How to Use Dignity in a Reading

Once you’re used to thinking of the cards as playing nicely or not with one another, you can read the dignity of each card to determine whether it’s strongly or weakly disposed – that is to say, whether you read the “upright” or “reversed” meaning. This can get more complex as you go: rather than just using dignity as a replacement for flipping half the deck upside down, you can get extra data about the situation. If the “resources at your disposal” card is the only wand in a spread of cups, your resources, no matter how nice, aren’t going to be very helpful in this specific situation. Your enemy may be the King of Swords but everyone else in the situation is a Coin – they may have the best plan in the world, but if you focus on the material aspects of the conflict you’ve got a better chance than that king does.
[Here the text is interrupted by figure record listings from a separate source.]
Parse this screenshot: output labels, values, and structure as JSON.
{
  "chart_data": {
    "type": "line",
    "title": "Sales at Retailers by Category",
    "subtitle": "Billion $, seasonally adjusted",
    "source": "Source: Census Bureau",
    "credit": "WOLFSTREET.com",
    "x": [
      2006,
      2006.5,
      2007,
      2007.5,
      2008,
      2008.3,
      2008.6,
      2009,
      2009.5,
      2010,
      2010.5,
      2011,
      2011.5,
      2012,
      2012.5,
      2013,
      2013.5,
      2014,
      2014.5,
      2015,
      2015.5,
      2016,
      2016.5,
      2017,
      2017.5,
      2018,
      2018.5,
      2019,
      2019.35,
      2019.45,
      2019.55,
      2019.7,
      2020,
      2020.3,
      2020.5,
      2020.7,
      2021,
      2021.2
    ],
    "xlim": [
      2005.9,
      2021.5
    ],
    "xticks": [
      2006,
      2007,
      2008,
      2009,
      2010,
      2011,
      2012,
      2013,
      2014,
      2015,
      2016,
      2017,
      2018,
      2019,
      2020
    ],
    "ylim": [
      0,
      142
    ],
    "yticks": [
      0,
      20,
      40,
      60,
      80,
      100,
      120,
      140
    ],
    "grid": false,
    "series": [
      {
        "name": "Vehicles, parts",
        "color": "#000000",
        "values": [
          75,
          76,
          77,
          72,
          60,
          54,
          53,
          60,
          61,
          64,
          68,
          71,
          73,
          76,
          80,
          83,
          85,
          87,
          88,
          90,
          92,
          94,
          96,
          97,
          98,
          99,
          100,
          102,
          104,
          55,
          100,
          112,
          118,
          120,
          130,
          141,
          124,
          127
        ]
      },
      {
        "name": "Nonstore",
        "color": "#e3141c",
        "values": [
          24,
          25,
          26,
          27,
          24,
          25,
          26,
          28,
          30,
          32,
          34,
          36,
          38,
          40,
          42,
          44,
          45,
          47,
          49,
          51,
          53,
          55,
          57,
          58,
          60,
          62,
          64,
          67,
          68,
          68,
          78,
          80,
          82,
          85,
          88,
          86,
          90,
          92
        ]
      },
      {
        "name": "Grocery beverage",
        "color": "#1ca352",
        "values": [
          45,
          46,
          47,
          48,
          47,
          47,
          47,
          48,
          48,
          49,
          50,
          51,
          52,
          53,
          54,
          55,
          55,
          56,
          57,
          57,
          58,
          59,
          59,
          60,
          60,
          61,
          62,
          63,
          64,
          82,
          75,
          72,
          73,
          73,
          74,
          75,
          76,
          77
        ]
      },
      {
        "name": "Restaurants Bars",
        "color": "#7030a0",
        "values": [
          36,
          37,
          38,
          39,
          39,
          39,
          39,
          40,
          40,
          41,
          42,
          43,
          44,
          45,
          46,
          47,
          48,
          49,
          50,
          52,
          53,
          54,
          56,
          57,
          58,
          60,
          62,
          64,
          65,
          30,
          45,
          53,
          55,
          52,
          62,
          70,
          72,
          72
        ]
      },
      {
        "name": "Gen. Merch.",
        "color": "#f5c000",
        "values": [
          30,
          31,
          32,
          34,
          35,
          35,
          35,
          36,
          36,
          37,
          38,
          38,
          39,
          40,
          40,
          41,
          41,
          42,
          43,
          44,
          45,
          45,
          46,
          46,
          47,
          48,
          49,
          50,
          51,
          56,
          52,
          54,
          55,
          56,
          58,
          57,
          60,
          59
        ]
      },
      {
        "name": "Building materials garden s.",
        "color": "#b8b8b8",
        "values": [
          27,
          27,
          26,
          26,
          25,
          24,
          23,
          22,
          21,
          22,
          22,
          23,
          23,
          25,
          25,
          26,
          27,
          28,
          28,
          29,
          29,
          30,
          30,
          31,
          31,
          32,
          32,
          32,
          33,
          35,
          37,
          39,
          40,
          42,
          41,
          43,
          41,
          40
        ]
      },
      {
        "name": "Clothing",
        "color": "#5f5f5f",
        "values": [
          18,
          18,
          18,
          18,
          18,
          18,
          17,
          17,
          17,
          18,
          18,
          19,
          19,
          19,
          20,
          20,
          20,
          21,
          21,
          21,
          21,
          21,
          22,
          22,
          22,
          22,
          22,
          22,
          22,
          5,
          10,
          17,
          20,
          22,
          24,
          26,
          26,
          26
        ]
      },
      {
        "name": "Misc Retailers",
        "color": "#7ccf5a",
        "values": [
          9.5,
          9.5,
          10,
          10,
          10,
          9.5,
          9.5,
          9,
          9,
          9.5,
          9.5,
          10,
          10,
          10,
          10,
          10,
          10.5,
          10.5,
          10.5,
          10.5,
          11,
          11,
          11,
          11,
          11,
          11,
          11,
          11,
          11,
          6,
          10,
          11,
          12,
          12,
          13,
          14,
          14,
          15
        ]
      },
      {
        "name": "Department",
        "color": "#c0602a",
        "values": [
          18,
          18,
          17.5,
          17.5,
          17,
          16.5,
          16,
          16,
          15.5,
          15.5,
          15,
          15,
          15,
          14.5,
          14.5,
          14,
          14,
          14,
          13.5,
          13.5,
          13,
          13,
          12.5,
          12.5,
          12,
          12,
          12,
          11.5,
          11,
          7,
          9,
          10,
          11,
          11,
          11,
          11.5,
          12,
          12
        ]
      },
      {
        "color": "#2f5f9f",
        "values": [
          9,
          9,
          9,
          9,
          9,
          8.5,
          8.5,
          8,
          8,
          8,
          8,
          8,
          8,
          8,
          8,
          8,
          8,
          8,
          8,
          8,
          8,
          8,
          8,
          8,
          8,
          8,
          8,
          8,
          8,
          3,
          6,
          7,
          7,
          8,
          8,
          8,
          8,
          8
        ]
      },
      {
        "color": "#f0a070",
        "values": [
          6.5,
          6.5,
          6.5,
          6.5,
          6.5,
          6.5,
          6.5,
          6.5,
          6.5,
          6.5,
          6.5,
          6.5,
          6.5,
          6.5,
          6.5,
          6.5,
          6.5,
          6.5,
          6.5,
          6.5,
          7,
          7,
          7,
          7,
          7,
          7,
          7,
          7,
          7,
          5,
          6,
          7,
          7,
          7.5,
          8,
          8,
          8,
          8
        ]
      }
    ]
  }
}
Apart from a skill you may or may not have already practiced, what this exercise will do is to give you some experience looking at one card and then reading it in context. With dignities, no card is ever totally isolated.

Summary

Let’s loop back around. Contact your new partner and prep two questions or one big topic that can produce two questions. Then, when you perform your own readings, do the first with reversals and the second with the above dignity method. When you write up your experiences, consider of course which you think you prefer, but also how you might use either method even if you don’t do it this exact way again. What’s good about each method? If you felt you were struggling to connect cards together, has this helped? Does it produce information you didn’t think you had before? Or, and this is an option, was it totally useless? Hopefully not totally, since it’s good exercise, but not everyone likes doing wind sprints either I guess. Me. I’m the person who doesn’t like doing wind sprints.